Continuing with Agile Yorkshire's recent theme of agile in the public sector, Nick Mckenna gave a report of a successful agile project delivering a system for the Ministry of Justice.
The project had a fixed deadline, however there was flexibility in scope, with the MoJ buying time from the supplier rather than having a contract fixed to functional deliverables, the project was delivered on time and within budget. In an environment of publicity being given to government IT project failures, it is good to see the success stories too.
After a shortened break due to Nick's talk overrunning, Ian Russell took the group back to basics with dependency injection and inversion of control, techniques for making code loosely coupled, and hopefully more maintainable.
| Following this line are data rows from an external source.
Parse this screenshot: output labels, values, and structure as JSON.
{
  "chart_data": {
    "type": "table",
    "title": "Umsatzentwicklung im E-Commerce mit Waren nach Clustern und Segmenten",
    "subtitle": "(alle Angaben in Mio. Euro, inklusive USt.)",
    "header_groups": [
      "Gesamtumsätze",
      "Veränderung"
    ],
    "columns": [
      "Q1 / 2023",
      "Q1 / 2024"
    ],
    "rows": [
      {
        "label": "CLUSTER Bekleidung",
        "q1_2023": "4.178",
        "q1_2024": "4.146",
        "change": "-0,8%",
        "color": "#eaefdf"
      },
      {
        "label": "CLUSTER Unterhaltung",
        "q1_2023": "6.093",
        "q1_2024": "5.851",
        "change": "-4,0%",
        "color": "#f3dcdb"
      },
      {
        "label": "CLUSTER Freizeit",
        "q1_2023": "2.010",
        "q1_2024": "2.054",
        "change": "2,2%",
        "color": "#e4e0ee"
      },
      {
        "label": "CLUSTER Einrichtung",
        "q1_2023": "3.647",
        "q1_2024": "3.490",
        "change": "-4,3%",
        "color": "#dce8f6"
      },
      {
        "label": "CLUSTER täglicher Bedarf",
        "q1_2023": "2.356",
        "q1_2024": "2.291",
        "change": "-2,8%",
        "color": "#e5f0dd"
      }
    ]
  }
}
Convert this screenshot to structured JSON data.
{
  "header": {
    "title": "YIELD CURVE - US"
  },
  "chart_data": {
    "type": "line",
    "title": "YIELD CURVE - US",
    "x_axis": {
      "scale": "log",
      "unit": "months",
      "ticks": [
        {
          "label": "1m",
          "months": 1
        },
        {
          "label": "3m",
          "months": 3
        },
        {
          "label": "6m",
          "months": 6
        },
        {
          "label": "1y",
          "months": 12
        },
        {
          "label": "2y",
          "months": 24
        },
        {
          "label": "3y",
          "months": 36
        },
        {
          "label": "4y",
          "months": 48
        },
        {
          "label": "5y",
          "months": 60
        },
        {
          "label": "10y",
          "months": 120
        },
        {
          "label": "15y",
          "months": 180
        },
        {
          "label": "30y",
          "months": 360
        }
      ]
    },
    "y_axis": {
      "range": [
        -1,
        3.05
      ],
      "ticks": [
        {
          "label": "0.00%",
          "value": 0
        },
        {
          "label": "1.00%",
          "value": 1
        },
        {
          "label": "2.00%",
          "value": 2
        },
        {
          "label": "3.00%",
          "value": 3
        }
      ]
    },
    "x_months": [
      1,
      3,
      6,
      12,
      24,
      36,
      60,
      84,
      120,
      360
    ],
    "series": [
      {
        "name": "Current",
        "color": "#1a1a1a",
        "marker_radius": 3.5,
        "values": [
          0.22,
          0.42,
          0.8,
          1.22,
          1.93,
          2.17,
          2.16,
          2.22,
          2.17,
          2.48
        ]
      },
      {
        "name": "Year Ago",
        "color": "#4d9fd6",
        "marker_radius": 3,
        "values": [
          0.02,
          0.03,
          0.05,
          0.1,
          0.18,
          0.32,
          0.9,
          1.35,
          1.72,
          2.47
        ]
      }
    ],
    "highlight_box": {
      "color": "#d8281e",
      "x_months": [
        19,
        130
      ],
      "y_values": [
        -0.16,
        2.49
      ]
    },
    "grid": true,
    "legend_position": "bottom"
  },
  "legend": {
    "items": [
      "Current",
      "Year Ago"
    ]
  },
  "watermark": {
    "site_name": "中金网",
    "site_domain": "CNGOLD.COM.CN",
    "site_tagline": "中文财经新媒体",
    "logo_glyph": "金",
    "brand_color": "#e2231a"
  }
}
Ian demonstrated breaking a small class apart and the benefits and different methods of injecting dependencies. Following an in depth look at dependency injection, he went on to show how an IoC container can be added once code is in good shape and the construction and life cycle management of objects becomes sufficiently complex to justify its use.
The evening finished with the regular prize draw, including a newly created tweet of the night award. All prizes donated by our sponsors (NewRedo, O'Reilly, JetBRAINS and Manning).